Friday, 11 January 2008

If you’re the ‘Emperor Of The Universe’ (per another post) why can’t you exact CHANGE on this motherfuckin’ planet, nigga? And by CHANGE I mean you, me, M. Todd, S. Gary, Hip, WBM III, Capt. Morgan, etc., would be celebrated as this moment’s best authors and we would be welcomed with open arms by the hottest bitches we can imagine (and we have imaginations, by god) and millions upon millions would buy our novels, poetry volumes, t-shirts, key rings, bumper stickers, etc., and we’d be nigga rich and living like we should be living instead of working shithole jobs for shithole pay.

— Digital aka Dirty Howie

Hadn’t yet had a chance to add I’ve been downgraded to “Emperor of Only This Room I’m In”.

The practical answer to your question is that I have nothing worth selling, no novel or stories and poems don’t sell anyway. Now you could take the best from AHA and make a book out of that, with all of us pitching in on both costs and content, maybe a third of it new. The technology is now in place to self-publish high-quality books, as few as 25 or even five. A Delaware friend of mine published his own book of poetry that way. It (isn’t very good, but) looks like anything you might find in a bookstore.

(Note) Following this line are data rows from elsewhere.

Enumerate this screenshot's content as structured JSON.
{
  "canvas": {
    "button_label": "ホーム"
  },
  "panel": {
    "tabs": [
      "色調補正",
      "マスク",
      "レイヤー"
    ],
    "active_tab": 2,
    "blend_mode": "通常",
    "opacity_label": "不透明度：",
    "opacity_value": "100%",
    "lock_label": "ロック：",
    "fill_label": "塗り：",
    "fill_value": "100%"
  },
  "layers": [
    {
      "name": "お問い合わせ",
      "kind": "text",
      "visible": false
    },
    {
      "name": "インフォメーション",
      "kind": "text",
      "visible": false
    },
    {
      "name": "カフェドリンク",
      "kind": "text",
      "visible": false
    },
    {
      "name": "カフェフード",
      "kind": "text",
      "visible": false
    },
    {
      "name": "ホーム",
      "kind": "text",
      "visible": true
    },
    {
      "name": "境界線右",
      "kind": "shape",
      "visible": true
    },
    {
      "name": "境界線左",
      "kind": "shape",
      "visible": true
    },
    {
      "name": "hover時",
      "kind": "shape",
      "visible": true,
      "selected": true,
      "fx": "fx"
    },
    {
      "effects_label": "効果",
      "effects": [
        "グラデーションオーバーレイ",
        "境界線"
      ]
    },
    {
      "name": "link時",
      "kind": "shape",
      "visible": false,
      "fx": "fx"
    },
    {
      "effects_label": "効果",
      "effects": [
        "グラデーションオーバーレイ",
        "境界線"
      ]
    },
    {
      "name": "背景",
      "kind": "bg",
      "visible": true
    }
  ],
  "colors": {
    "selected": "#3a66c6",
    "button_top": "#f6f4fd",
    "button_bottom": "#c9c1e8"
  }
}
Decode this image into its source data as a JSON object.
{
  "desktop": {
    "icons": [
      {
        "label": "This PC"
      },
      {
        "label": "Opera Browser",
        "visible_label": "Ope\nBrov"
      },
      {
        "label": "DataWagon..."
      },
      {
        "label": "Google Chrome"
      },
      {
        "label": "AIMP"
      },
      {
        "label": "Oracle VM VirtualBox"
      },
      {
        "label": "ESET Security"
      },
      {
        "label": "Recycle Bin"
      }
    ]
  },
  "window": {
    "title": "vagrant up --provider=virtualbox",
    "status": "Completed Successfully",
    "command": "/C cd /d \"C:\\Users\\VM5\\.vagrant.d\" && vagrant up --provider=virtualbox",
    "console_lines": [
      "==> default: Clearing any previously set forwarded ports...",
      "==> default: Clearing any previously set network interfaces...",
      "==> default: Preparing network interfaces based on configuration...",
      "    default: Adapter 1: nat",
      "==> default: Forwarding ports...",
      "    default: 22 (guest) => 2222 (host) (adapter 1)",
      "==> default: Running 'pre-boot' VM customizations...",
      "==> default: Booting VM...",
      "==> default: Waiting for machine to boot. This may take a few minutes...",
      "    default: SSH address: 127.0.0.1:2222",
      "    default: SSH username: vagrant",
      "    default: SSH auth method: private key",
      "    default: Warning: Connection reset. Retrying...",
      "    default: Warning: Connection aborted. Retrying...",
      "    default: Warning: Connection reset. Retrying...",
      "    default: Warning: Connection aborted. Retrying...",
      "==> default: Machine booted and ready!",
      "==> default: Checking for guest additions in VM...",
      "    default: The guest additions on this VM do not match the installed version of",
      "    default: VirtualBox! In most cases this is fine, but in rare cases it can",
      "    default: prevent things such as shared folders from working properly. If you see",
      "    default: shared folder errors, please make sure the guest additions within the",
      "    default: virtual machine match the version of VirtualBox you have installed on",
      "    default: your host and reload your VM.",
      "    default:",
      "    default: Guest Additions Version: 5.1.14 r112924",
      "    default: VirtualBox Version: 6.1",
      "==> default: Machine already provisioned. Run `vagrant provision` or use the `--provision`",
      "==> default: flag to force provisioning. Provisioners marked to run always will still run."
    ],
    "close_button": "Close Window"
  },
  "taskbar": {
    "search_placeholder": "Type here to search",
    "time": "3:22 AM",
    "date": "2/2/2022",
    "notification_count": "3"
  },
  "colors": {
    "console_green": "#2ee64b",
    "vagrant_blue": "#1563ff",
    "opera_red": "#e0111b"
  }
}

The second practical answer is, if you want to publish something to get rich, your best shot is to write a romance novel (second best shot: cook book). I don’t know that most people hate their lives, but even the happy ones want to get away from themselves via the fantasies and escapism of linear storytelling. Even Donald Trump must occasionally watch movies or TV to take a break from himself–tho why would he bother when he’s a living cartoon who can blink anything he wants into existence–but he does.

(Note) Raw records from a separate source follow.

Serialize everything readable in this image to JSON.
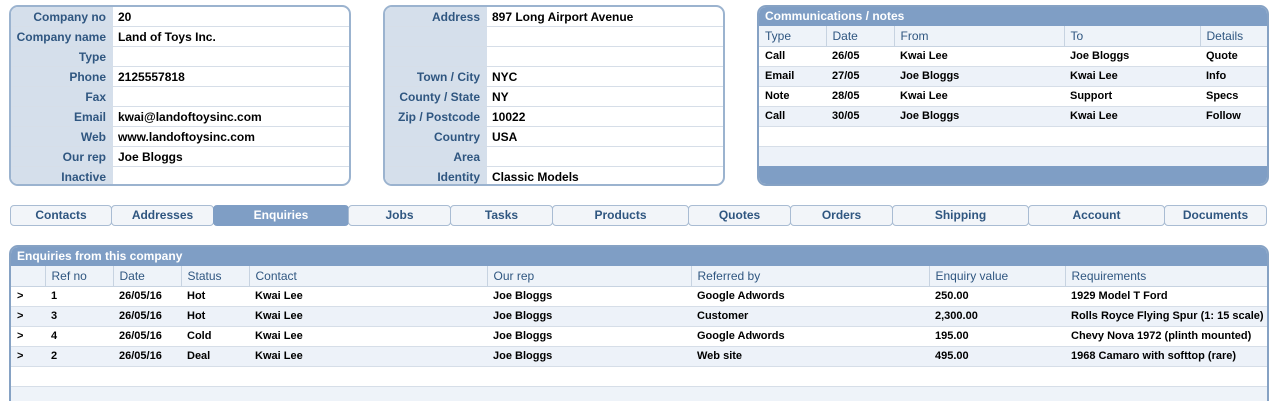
{
  "company": {
    "fields": [
      {
        "label": "Company no",
        "value": "20"
      },
      {
        "label": "Company name",
        "value": "Land of Toys Inc."
      },
      {
        "label": "Type",
        "value": ""
      },
      {
        "label": "Phone",
        "value": "2125557818"
      },
      {
        "label": "Fax",
        "value": ""
      },
      {
        "label": "Email",
        "value": "kwai@landoftoysinc.com"
      },
      {
        "label": "Web",
        "value": "www.landoftoysinc.com"
      },
      {
        "label": "Our rep",
        "value": "Joe Bloggs"
      },
      {
        "label": "Inactive",
        "value": ""
      }
    ]
  },
  "address": {
    "fields": [
      {
        "label": "Address",
        "value": "897 Long Airport Avenue"
      },
      {
        "label": "",
        "value": ""
      },
      {
        "label": "",
        "value": ""
      },
      {
        "label": "Town / City",
        "value": "NYC"
      },
      {
        "label": "County / State",
        "value": "NY"
      },
      {
        "label": "Zip / Postcode",
        "value": "10022"
      },
      {
        "label": "Country",
        "value": "USA"
      },
      {
        "label": "Area",
        "value": ""
      },
      {
        "label": "Identity",
        "value": "Classic Models"
      }
    ]
  },
  "communications": {
    "title": "Communications / notes",
    "columns": [
      "Type",
      "Date",
      "From",
      "To",
      "Details"
    ],
    "rows": [
      [
        "Call",
        "26/05",
        "Kwai Lee",
        "Joe Bloggs",
        "Quote"
      ],
      [
        "Email",
        "27/05",
        "Joe Bloggs",
        "Kwai Lee",
        "Info"
      ],
      [
        "Note",
        "28/05",
        "Kwai Lee",
        "Support",
        "Specs"
      ],
      [
        "Call",
        "30/05",
        "Joe Bloggs",
        "Kwai Lee",
        "Follow"
      ]
    ]
  },
  "tabs": [
    {
      "label": "Contacts",
      "active": false
    },
    {
      "label": "Addresses",
      "active": false
    },
    {
      "label": "Enquiries",
      "active": true
    },
    {
      "label": "Jobs",
      "active": false
    },
    {
      "label": "Tasks",
      "active": false
    },
    {
      "label": "Products",
      "active": false
    },
    {
      "label": "Quotes",
      "active": false
    },
    {
      "label": "Orders",
      "active": false
    },
    {
      "label": "Shipping",
      "active": false
    },
    {
      "label": "Account",
      "active": false
    },
    {
      "label": "Documents",
      "active": false
    }
  ],
  "enquiries": {
    "title": "Enquiries from this company",
    "columns": [
      "",
      "Ref no",
      "Date",
      "Status",
      "Contact",
      "Our rep",
      "Referred by",
      "Enquiry value",
      "Requirements"
    ],
    "rows": [
      [
        ">",
        "1",
        "26/05/16",
        "Hot",
        "Kwai Lee",
        "Joe Bloggs",
        "Google Adwords",
        "250.00",
        "1929 Model T Ford"
      ],
      [
        ">",
        "3",
        "26/05/16",
        "Hot",
        "Kwai Lee",
        "Joe Bloggs",
        "Customer",
        "2,300.00",
        "Rolls Royce Flying Spur (1: 15 scale)"
      ],
      [
        ">",
        "4",
        "26/05/16",
        "Cold",
        "Kwai Lee",
        "Joe Bloggs",
        "Google Adwords",
        "195.00",
        "Chevy Nova 1972 (plinth mounted)"
      ],
      [
        ">",
        "2",
        "26/05/16",
        "Deal",
        "Kwai Lee",
        "Joe Bloggs",
        "Web site",
        "495.00",
        "1968 Camaro with softtop (rare)"
      ]
    ]
  },
  "colors": {
    "accent": "#7f9ec5",
    "label_bg": "#d5dfeb",
    "label_text": "#2f5680"
  }
}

I’m too disgusted to write seriously (or for long) because, “It’s all been said before, and better”, also not an original thought. There’s a better way to bliss: doing nothing at all while suffering. You have your alk and drugs, Todd has music, alk, drugs. Gary has food, alk, a pension and insanity. I have porn and ham. It would be so easy to just give up. It’s damned tempting. The way we live makes suicide the sanest choice.

Hail Motel Todd!

Wednesday, 17 October 2007

Motel Todd.

At AHA he was the one I felt experienced the most: drugs, sex, jobs, women, hell. I wouldn’t dare put a dime in the jukebox of his suffering, I feel like I’ve lived whole other lifetimes flipping through his selections: more and more drugs, depraved sex, horrible jobs, evil or lost women, nonstop hell, each one a dart thrown at your face, all at once.

He’s a damned good writer. He should take the sum of his writings from AHA and bind a book. Howington tells me Todd’s submitted shit was always illegible and riddled with typos, but between the two of them the final product always gleamed.

I don’t believe what Todd believes about politics, but I don’t judge him or his writing. Can the following statement be any more generic: his experiences shaped his valid point of view. Dat’s dat.

What will Todd do with his seed of greatness, plop it in a pipe and smoke it? Wash it down with a beer? (Hopefully he’s not pounding them like the good old days).

The choice is his.

This has been my hail of Motel Todd. Read his shit. It’s good.